Kasus ini pertama kali ramai setelah seorang pengguna Instagram bernama Danny Price mengunggah tangkapan layar notifikasi tersebut dengan nada sarkasme, sambil menyinggung momen Bulan Sejarah Hitam (Black History Month). Unggahan itu memicu gelombang protes dan perhatian publik terhadap cara AI menyaring bahasa sensitif.

Menanggapi reaksi tersebut, Google menyatakan telah menghapus pemberitahuan yang menyinggung itu dan tengah melakukan evaluasi untuk mencegah kejadian serupa terulang.

Insiden ini berkaitan dengan kejadian di panggung BAFTA Film Awards, saat aktor Michael B. Jordan dan Delroy Lindo naik ke panggung untuk menyerahkan penghargaan. Suasana menjadi canggung ketika terdengar teriakan kata rasis dari arah penonton.

Orang yang disebut sebagai pelaku adalah John Davidson, seorang aktivis sindrom Tourette. Ia menjelaskan bahwa teriakan itu merupakan gejala vokal yang tidak disengaja atau tics. Davidson juga menyampaikan rasa malu dan penyesalannya, serta menegaskan bahwa ucapan spontan tersebut tidak dimaksudkan sebagai bentuk kebencian.

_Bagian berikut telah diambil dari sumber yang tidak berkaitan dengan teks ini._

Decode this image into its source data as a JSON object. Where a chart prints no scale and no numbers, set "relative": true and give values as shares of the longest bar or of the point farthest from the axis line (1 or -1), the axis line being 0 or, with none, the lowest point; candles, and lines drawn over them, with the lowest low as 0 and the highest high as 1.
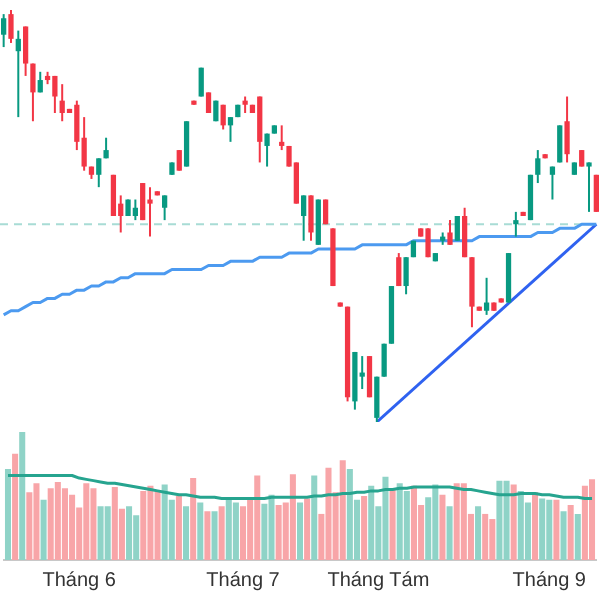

Meski konteks kejadian telah dijelaskan dalam pemberitaan, sistem AI yang merangkum informasi tersebut dinilai gagal menyaring konten sensitif. Akibatnya, kata-kata kasar itu ikut terbawa dan muncul dalam notifikasi otomatis yang diterima publik.

Peristiwa ini menambah sorotan terhadap keterbatasan AI dalam memahami konteks budaya dan sensitivitas bahasa, khususnya saat mengolah isu sosial yang kompleks. Dalam laporan yang dikutip dari Engadget pada Rabu (25/2/2026), insiden ini juga muncul di tengah upaya perusahaan teknologi besar mengintegrasikan AI secara luas ke dalam produk sehari-hari.

Kasus Google bukan satu-satunya. Tahun lalu, Apple menarik fitur notifikasi push berbasis AI setelah algoritmanya membuat kesalahan menyesatkan, termasuk memberikan informasi keliru bahwa seorang tersangka pembunuhan CEO ternama telah menembak dirinya sendiri.

Rangkaian insiden tersebut memicu diskusi baru mengenai masa depan jurnalisme berbasis teknologi dan dampaknya terhadap kepercayaan publik. Perusahaan teknologi kini dihadapkan pada tuntutan untuk tidak hanya menghadirkan inovasi, tetapi juga memastikan tanggung jawab etis atas konten yang disebarkan melalui sistem otomatis.